Starting from a contact interaction characterized by the scattering length (a), they construct a medium‑modified T‑matrix that incorporates Pauli blocking through the step function (\theta(k_F-|\mathbf{k}|)). By iterating this T‑matrix in a ladder series and inserting up to two particle‑hole bubbles, they derive a self‑consistent integral equation for the impurity self‑energy (\Sigma(\omega,\mathbf{p})). The bound‑state energy (E_b) is obtained from the fixed‑point condition (E_b = \Sigma(E_b,0)), while the corresponding wave‑function (\psi(\mathbf{k})) follows from the homogeneous part of the same equation.
In the deep‑BEC limit ((a\to0^+)) the Pauli‑blocking terms vanish and the integral equation reduces exactly to the Skorniakov‑Ter‑Martirosian (STM) equation, which is the exact three‑body description of two majority atoms scattering off the impurity. This reduction demonstrates that the present formalism reproduces the known exact result in the appropriate limit.
The theory is generalized to arbitrary mass ratios (m_\downarrow/m_\uparrow). Numerical solution of the integral equation for several values of the mass ratio shows that a lighter impurity binds more strongly and acquires a smaller effective mass, whereas a heavier impurity experiences a weaker binding and a larger effective mass. The authors present explicit results for experimentally relevant mixtures such as (^6)Li–(^40)K and (^6)Li–(^173)Yb.
A detailed comparison with existing Quantum Monte‑Carlo data (Diffusion Monte‑Carlo and Auxiliary‑Field Monte‑Carlo) reveals excellent agreement: the binding energies, effective masses, and quasiparticle residues differ by less than 2 % across the whole interaction range, both for equal‑mass and mass‑imbalanced systems. This level of accuracy confirms that the omission of diagrams with three or more particle‑hole pairs does not compromise quantitative reliability for the problem at hand.

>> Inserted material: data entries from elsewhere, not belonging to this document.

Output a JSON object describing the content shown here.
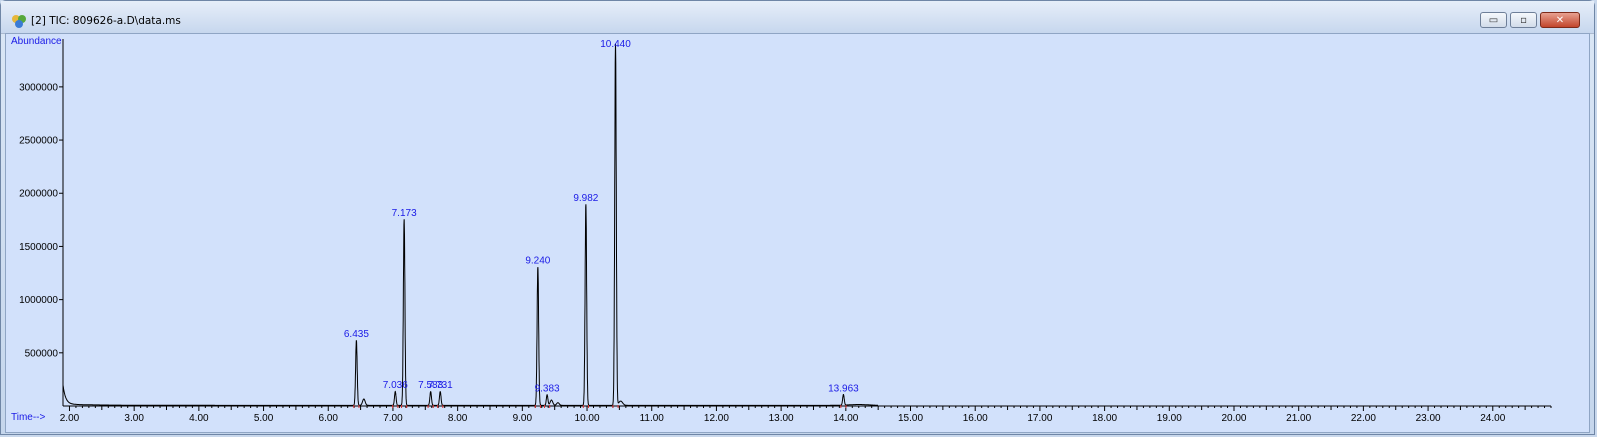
{
  "window": {
    "title": "[2] TIC: 809626-a.D\\data.ms",
    "minimize_label": "▭",
    "restore_label": "▫",
    "close_label": "✕"
  },
  "chart_data": {
    "type": "line",
    "title": "",
    "ylabel": "Abundance",
    "xlabel": "Time-->",
    "xlim": [
      1.9,
      24.9
    ],
    "ylim": [
      0,
      3450000
    ],
    "x_ticks": [
      "2.00",
      "3.00",
      "4.00",
      "5.00",
      "6.00",
      "7.00",
      "8.00",
      "9.00",
      "10.00",
      "11.00",
      "12.00",
      "13.00",
      "14.00",
      "15.00",
      "16.00",
      "17.00",
      "18.00",
      "19.00",
      "20.00",
      "21.00",
      "22.00",
      "23.00",
      "24.00"
    ],
    "y_ticks": [
      "500000",
      "1000000",
      "1500000",
      "2000000",
      "2500000",
      "3000000"
    ],
    "y_tick_values": [
      500000,
      1000000,
      1500000,
      2000000,
      2500000,
      3000000
    ],
    "x_tick_values": [
      2,
      3,
      4,
      5,
      6,
      7,
      8,
      9,
      10,
      11,
      12,
      13,
      14,
      15,
      16,
      17,
      18,
      19,
      20,
      21,
      22,
      23,
      24
    ],
    "peaks": [
      {
        "rt": 6.435,
        "label": "6.435",
        "height": 610000
      },
      {
        "rt": 7.036,
        "label": "7.036",
        "height": 130000
      },
      {
        "rt": 7.173,
        "label": "7.173",
        "height": 1750000
      },
      {
        "rt": 7.583,
        "label": "7.583",
        "height": 130000
      },
      {
        "rt": 7.731,
        "label": "7.731",
        "height": 130000
      },
      {
        "rt": 9.24,
        "label": "9.240",
        "height": 1300000
      },
      {
        "rt": 9.383,
        "label": "9.383",
        "height": 100000
      },
      {
        "rt": 9.982,
        "label": "9.982",
        "height": 1890000
      },
      {
        "rt": 10.44,
        "label": "10.440",
        "height": 3400000
      },
      {
        "rt": 13.963,
        "label": "13.963",
        "height": 100000
      }
    ],
    "colors": {
      "trace": "#000000",
      "labels": "#1a1ae6",
      "background": "#d2e1fb",
      "baseline_marks": "#e03030"
    }
  }
}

Physically, the work shows that the molecule formed by the impurity is not a bare two‑body bound state but a composite object heavily dressed by the surrounding Fermi sea. The dressing modifies the dispersion, reduces the quasiparticle weight, and leads to a mass renormalization that can be tuned by the mass ratio. The analytical framework therefore provides a powerful tool for interpreting current experiments on highly polarized Fermi gases and for predicting new phenomena in related settings, such as lower‑dimensional traps, optical lattices, or non‑equilibrium dynamics where similar diagrammatic truncations may be employed.
In summary, the paper presents a compact yet accurate analytical description of the dressed bound state in a strongly interacting, highly polarized Fermi gas. By limiting the diagrammatic expansion to two particle‑hole pairs, the authors obtain an integral equation that interpolates smoothly between the polaron regime, the molecular regime, and the exact STM limit, while matching state‑of‑the‑art Monte‑Carlo results. This approach opens the way for systematic extensions to more complex mixtures, dimensionalities, and dynamical situations.